Despite the fact I had to work, at two different jobs, on my birthday, I still had a freakin' awesome time.
My boss was pretty understanding on the Saturday night and let me off after a meagre two hours serving old people light beer. I mean, why even bother with light beer? I thought old people had to go the toilet enough without that shit running straight through them!
I went home, showered, and got into my snazzy new birthday jeans and headed to the party house (Campbell Court is the definitive party house). I got out of the car and heard someone say out of the darkness "Jase is here!" and Normie, Benny and Steve barrelled down the driveway and crash tackled me into the grass in my new jeans. George and Shivers might have jumped in when it came to the stacks on, getting more grass stains on my new jeans. And had I been able to breath, I would have been laughing and not really caring about those damn jeans.
I talked to a few people, and a very drunk and enthusiastic Jen who forced 5 consecutive jelly shots down my throat, before hitting the keg.
The keg was actually spitting out a lot of foam as well as a bit of beer, so people were generally just saving time and dipping their cups into a bucket under the tap. Until Brad dipped his stein in and came out with a litre of beer and a sausage someone had left in there. People stuck to the tap after that.
After beer, there was rum. After rum, we decided to all head out. This is what brought about my downfall, in point form for stupidity:
- Already drunk. Do a tequila shot with Jen.
- Jens boyfriend lines up 5 assorted shots and demands I "Finish it up, Rook!"
- First 2 go down rough.
- Gag on the last 3.
- Was it down with a beer.
- Tequila shot with Chris.
- I know by this time that I have 20 minutes before I quite possibly poo myself and fall asleep on a pool table.
From the evidence that was smeared into my cheek, pillow, wall and floor in the morning, I must have stumbled home and falled asleep on my back with my shoes still on. At some stage during the night, i turned to the left and projectile hurled into the wall, and fell asleep again.
The wall in question has a peculiar texture. Some sort of daubed paint effect thats selling point was, im sure, was "Vomit sticks to it like magic". Thus I was a gaggin' and a scrubbing the next night, trying to pick the specks of vom off my wall. Just precious.

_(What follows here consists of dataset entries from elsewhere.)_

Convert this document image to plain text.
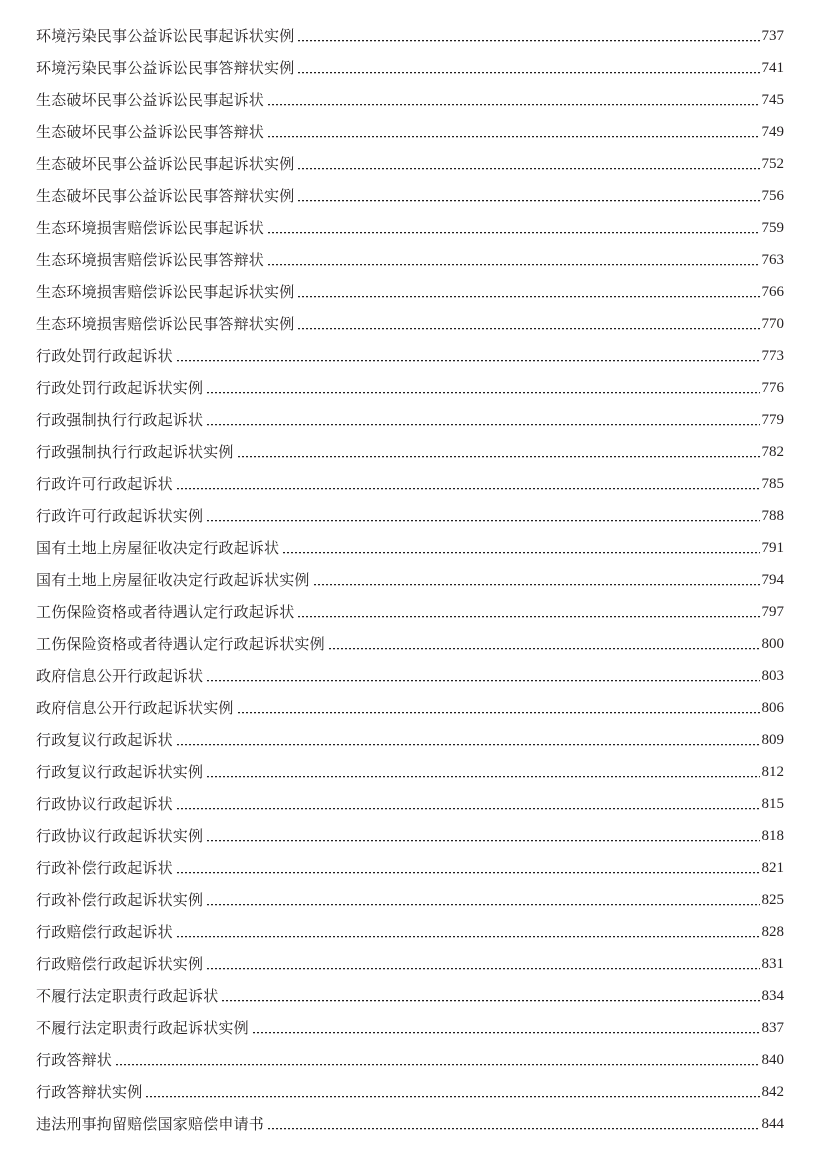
环境污染民事公益诉讼民事起诉状实例	737
环境污染民事公益诉讼民事答辩状实例	741
生态破坏民事公益诉讼民事起诉状	745
生态破坏民事公益诉讼民事答辩状	749
生态破坏民事公益诉讼民事起诉状实例	752
生态破坏民事公益诉讼民事答辩状实例	756
生态环境损害赔偿诉讼民事起诉状	759
生态环境损害赔偿诉讼民事答辩状	763
生态环境损害赔偿诉讼民事起诉状实例	766
生态环境损害赔偿诉讼民事答辩状实例	770
行政处罚行政起诉状	773
行政处罚行政起诉状实例	776
行政强制执行行政起诉状	779
行政强制执行行政起诉状实例	782
行政许可行政起诉状	785
行政许可行政起诉状实例	788
国有土地上房屋征收决定行政起诉状	791
国有土地上房屋征收决定行政起诉状实例	794
工伤保险资格或者待遇认定行政起诉状	797
工伤保险资格或者待遇认定行政起诉状实例	800
政府信息公开行政起诉状	803
政府信息公开行政起诉状实例	806
行政复议行政起诉状	809
行政复议行政起诉状实例	812
行政协议行政起诉状	815
行政协议行政起诉状实例	818
行政补偿行政起诉状	821
行政补偿行政起诉状实例	825
行政赔偿行政起诉状	828
行政赔偿行政起诉状实例	831
不履行法定职责行政起诉状	834
不履行法定职责行政起诉状实例	837
行政答辩状	840
行政答辩状实例	842
违法刑事拘留赔偿国家赔偿申请书	844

All in all though, even though I went too hard too soon with the drinkin', it was a great night.
I hope you know just how much I appreciate it, Jen. You're a fantastic friend.
And you bought me 'Scrubs'. So good!
-j
Saturday, March 04, 2006
I got fired from my crummy console operator job at a petrol station this week.
No warning, no negligence. There was no incident that involved the pumps catching on fire, me losing my shit and running through a queue of pregnant women and handicapped children, out the door and to safety instead of shutting off the pumps and making sure everyone was ok.
I swear I didnt sell cigarettes to that 7 year old, and that hot-dog was encrusted with filth before I dropped it on the floor and put it back in the machine. Personally I think if you eat a service station hot dog, you dont want to live anyway!
All jokes aside, it was an employee induction handbook that was my undoing.
I mean, admittedly it's probably wise to know about your job when your job involves the service of flammable liquids to the general public idiot, but I had worked that job at another site for two bloody years. One would generally think I had a pretty good bead on things when it came to working at a petrol station.
In the section 'Identify the safety signs in the forecourt and their usage' I put the following:
No smoking: Prevents people from igniting any combustibles with their cigarettes.
Fire Extinguisher: Advertises the location of a fire extinguisher in case of a fire
Bat Signal: Used by Commisioner Gordon to call Batman to the aid of Gotham City.
And under 'Give three examples of discrimination in the workplace'
"Not employing someone due to their race"
"Not assigning hours due to the employees sex"
"Not serving any half caste lithuanian peg legged midgets with beards and a glass eye with communist sympathies because they are half caste lithuanian peg legged midgets with beards, glass eyes and communist sympathies."
And in the words of my boss. "Well, its cost you your job".